Tuesday 31 August 2010 @ 5:35 am

Many couples, married or defector have a hard time managing personal finances once they find they are now responsible to someone else for their financial management. Managing personal finances within the marriage is important because it is one of the big contributing factors to the divorce rate.

As individuals our spending habits will differ from person to person, but generally we don’t think too much about our spending habits and particularly don’t feel we need to ask anyone whether we should buy this or that or invest in this particular program etc. However, as a couple that all changes. Both sides of the couple need to make certain adjustments to combine the household budget.

There are three fundamental issues that need to be sorted within the marriage to make handling of your personal finances smooth sailing. Here are some ways on how you and your partner can make the ‘financial aspect’ of your marriage harmonious and well managed:

Firstly, understand the way that you both look at money. This is a discussion that needs to be had. Understand and respect each other’s differing or similar values and come to common ground and agreements. If you and your spouse have different beliefs when it comes to money matters and managing personal finances you really need to make some agreements.

The key is to be able to find the common ground and work from there, you may need to compromise. For some people, money is a security measure that needs to be saved and taken care of. Other people spend it luxuriously and look at spending money as a means to reward themselves for their hard work.

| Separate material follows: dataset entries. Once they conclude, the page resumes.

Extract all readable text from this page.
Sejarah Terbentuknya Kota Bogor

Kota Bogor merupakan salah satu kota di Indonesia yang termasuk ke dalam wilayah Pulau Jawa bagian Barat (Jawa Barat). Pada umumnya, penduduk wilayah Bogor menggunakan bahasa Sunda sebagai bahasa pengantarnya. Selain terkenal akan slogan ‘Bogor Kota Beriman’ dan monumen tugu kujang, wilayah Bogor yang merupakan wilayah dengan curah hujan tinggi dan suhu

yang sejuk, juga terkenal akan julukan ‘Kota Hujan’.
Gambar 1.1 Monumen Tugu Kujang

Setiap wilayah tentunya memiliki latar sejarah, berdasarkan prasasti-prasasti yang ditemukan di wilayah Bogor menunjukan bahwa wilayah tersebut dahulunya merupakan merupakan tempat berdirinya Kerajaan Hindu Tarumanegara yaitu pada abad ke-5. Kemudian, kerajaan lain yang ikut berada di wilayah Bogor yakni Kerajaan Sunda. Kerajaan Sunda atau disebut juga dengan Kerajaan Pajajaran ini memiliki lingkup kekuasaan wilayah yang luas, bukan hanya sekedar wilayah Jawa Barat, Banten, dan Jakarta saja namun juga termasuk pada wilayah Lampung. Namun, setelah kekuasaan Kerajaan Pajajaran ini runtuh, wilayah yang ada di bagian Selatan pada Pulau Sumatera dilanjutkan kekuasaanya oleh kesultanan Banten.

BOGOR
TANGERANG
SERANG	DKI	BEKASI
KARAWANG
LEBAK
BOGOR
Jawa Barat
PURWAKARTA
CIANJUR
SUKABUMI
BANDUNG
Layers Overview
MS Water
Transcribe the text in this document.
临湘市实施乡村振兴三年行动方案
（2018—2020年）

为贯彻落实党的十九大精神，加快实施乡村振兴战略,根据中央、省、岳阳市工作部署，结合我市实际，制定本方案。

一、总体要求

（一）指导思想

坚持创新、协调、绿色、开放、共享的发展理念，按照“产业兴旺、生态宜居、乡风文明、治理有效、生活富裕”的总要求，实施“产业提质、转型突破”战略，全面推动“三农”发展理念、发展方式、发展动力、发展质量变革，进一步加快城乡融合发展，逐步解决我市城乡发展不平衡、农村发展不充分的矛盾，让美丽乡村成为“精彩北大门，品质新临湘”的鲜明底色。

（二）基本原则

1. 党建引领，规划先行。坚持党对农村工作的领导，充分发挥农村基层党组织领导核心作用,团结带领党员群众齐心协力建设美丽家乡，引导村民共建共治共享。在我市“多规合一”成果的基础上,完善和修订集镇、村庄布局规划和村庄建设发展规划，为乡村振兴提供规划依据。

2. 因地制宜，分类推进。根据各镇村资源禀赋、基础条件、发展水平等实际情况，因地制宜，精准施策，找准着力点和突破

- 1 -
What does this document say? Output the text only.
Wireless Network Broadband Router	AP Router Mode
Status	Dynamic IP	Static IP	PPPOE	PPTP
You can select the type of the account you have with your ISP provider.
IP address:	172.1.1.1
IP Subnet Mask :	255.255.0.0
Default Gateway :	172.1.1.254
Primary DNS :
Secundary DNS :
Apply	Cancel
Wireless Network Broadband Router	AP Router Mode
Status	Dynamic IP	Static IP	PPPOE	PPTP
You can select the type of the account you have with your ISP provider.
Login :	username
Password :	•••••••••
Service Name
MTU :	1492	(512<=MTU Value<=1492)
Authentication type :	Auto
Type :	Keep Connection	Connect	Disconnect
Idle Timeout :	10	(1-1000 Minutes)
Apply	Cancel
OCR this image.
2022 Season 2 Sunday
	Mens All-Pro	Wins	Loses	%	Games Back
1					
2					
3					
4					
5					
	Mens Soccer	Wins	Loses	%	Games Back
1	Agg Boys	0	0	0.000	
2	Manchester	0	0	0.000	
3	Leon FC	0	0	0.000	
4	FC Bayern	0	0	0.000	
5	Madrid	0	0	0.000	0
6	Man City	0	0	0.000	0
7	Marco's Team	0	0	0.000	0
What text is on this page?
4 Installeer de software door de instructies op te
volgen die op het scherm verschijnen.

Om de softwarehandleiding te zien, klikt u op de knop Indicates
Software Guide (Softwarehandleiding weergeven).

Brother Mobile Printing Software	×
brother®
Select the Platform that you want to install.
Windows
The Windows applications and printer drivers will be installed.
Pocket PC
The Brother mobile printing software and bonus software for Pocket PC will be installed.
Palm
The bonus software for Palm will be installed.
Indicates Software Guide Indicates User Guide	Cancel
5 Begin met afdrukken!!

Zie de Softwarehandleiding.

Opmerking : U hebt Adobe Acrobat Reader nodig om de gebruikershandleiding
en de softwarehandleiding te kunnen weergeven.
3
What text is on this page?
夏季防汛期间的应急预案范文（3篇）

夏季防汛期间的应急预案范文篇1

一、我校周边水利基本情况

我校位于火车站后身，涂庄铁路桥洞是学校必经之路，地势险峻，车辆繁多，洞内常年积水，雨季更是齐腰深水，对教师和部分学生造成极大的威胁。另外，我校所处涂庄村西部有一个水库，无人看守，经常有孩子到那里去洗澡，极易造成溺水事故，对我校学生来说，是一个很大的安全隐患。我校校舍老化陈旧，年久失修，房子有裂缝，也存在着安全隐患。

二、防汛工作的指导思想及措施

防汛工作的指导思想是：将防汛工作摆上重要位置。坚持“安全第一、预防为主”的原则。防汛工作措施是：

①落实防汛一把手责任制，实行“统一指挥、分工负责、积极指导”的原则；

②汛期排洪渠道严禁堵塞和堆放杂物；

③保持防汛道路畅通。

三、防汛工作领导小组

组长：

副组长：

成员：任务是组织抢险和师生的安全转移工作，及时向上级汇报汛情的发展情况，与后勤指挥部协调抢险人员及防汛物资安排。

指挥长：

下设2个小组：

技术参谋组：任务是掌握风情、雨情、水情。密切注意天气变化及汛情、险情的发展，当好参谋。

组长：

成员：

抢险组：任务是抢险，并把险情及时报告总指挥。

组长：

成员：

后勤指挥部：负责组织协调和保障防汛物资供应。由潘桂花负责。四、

Think of everything that you need to discuss when it comes to your household budget, investments, consumer spending habits, savings, hire purchase, loan repayments and all the various aspects that go towards personal finances. Set agreements and make rules on how you will spend your combined income on.

Next you need to agree upon your future financial goals and a plan on how you are going to get there. For newly weds planning to have a baby soon, or at some stage this needs to be accounted for in your goal setting. Consider this when organizing your finances and create an account for savings for this purpose.

Remember you are likely to loose an income during this process. If you are a couple nearing the age of retirement, you can make plans on where you will spend your leisure years and you will set up for your retirement. Setting long-term and short-term goals will help you with your financial plans.

Finally, share your money-saving skills with your partner. If one of you is a saver and the other one is not then be sure to give of your experience and share your skills. Saving is a necessary part of good personal financial management. Make each other aware of your personal finances then think of ways on how you can further boost your money-handling tactics. You can find all sorts of online financial help for planning and management to make sure your financial platform is stable at the onset of your coupledom.